Question

A diatomic gas with rigid molecules does 10J of work when expanded at constant pressure. What would be the heat energy absorbed by the gas, in this process?
A) $$\text{35J}$$
B) $$\text{40J}$$
C) $$\text{25J}$$
D) $$\text{30J}$$

Answer 1

Hint: The heat absorbed by gas is given by$dQ=n.Cp.\mathrm{\Delta }T$ where $$C_p={\displaystyle \frac{7}{2}}R$$ for diatomic gases.

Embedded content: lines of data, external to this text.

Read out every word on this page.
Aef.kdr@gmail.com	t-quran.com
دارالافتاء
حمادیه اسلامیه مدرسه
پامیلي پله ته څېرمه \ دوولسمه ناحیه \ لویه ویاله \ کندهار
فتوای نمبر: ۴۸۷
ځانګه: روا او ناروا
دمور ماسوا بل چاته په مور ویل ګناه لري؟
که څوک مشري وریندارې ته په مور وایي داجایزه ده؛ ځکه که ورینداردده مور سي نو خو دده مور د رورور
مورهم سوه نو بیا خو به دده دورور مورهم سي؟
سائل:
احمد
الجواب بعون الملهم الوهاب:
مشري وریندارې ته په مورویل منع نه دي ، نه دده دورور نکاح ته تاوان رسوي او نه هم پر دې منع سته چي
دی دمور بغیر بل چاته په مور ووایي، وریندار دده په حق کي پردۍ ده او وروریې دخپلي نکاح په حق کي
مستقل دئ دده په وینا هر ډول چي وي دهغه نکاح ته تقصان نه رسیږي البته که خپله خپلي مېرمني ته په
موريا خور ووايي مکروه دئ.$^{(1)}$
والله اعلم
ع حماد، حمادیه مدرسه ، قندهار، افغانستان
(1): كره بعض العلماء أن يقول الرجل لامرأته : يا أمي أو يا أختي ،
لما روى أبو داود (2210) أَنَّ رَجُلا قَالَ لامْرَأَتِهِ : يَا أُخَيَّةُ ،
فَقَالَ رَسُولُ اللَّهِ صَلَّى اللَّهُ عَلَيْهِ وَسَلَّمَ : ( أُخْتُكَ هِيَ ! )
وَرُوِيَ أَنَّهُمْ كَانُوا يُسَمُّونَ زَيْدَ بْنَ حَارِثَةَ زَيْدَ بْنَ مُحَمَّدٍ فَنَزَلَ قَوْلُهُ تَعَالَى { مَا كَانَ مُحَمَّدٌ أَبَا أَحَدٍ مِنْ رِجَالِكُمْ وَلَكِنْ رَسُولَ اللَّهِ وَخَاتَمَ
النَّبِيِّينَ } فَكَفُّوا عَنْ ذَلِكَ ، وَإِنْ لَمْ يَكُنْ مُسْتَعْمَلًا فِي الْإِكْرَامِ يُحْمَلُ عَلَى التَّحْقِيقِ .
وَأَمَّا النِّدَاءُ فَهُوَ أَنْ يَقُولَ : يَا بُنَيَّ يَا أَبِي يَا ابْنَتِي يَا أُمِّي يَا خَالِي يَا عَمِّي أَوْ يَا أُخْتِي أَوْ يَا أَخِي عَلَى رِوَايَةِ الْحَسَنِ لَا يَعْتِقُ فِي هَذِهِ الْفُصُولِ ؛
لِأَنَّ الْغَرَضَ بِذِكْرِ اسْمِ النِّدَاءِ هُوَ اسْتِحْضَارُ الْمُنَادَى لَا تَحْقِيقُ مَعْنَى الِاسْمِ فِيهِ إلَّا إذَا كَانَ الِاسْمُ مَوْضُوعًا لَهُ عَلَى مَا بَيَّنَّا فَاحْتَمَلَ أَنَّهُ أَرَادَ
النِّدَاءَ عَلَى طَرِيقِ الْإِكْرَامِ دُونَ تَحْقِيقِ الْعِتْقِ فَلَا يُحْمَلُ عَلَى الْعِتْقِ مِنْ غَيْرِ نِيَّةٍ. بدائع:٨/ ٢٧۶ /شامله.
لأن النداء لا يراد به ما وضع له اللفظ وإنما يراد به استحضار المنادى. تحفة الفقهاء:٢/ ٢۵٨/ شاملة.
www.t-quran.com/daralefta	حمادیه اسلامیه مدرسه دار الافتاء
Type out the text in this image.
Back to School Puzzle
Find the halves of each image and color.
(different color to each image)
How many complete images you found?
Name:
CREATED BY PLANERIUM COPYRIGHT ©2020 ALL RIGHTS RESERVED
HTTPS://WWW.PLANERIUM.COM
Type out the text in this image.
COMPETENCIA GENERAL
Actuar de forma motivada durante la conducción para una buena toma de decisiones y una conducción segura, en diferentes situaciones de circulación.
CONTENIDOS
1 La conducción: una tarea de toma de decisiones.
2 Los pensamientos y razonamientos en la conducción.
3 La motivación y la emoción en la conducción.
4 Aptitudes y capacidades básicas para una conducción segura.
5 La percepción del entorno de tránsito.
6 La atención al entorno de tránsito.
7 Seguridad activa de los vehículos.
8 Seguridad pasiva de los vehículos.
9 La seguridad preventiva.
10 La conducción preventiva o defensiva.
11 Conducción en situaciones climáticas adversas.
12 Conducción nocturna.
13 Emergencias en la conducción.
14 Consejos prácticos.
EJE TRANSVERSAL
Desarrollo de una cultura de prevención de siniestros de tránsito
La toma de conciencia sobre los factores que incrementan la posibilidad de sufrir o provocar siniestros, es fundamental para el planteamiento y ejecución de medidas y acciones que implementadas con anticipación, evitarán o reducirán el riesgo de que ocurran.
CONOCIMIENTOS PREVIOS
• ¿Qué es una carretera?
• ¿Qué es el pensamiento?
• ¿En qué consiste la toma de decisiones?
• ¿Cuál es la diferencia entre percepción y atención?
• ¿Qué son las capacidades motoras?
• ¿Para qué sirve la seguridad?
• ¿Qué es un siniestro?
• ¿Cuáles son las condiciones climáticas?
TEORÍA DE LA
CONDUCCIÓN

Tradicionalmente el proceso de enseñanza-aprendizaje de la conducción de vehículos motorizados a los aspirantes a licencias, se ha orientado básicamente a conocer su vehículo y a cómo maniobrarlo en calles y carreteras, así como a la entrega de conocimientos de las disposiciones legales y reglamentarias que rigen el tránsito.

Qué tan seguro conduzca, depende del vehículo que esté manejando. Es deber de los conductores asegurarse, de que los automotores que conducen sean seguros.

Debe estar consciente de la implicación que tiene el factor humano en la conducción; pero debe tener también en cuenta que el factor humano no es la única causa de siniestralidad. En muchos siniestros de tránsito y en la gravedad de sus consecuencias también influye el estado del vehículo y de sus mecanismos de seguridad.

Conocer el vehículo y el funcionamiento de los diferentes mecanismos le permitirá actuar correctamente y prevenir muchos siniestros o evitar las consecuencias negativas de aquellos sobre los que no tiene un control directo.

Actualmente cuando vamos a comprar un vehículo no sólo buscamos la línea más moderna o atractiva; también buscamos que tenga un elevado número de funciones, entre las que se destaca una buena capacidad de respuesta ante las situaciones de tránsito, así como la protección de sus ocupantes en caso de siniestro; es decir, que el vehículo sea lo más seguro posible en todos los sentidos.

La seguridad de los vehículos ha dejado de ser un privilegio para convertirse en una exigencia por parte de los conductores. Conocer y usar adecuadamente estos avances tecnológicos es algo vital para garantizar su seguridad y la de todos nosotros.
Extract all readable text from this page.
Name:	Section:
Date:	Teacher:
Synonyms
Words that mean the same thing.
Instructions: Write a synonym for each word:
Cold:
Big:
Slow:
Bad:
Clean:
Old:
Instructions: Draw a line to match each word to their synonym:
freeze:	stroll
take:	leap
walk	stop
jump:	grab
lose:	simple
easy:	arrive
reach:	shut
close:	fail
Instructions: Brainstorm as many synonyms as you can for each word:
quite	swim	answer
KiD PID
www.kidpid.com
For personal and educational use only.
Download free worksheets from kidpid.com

Put the value of Work done $=nR\mathrm{\Delta }T=10J$ in the equation of $$dQ$$ and obtain heat absorbed.

Complete step by step answer:
As it is given that gas in diatomic, we understand that Cp (specific heat of gas at constant pressure) =${\displaystyle \frac{7}{2}}$R
So, $C_p={\displaystyle \frac{7}{2}}R$ ----- (1)
It is given that work done during expansion at constant pressure is dw$$=10J=n\times R\times \mathrm{\Delta }T$$------ (2)
Now, at constant pressure Heat absorbed by gas is given by
$$dQ=n.R.\mathrm{\Delta }T$$------ (3)
Putting (1) in (3)
$dQ=n.\left({\displaystyle \frac{7}{2}}R\right)\mathrm{\Delta }T$ ----------- (4)
Putting (2) in (4),
$dQ={\displaystyle \frac{7}{2}}(10)=35J$

So, the correct answer is “Option C”.

Note: When pressure is kept constant, heat supplied will partially increase its internal energy (temp.) and partially will be utilized in performing work against external pressure. Therefore, in case of $${\text{C}}_{\text{p}}$$, more heat will be required to increase temperature of gas through $$1^{\circ }C.$$
A gas has two specific heats. One is defined as specific heat of gas at constant volume ($${\text{C}}_{\text{v}}$$) and other is defined as specific heat of gas at constant pressure ($${\text{C}}_{\text{p}}$$).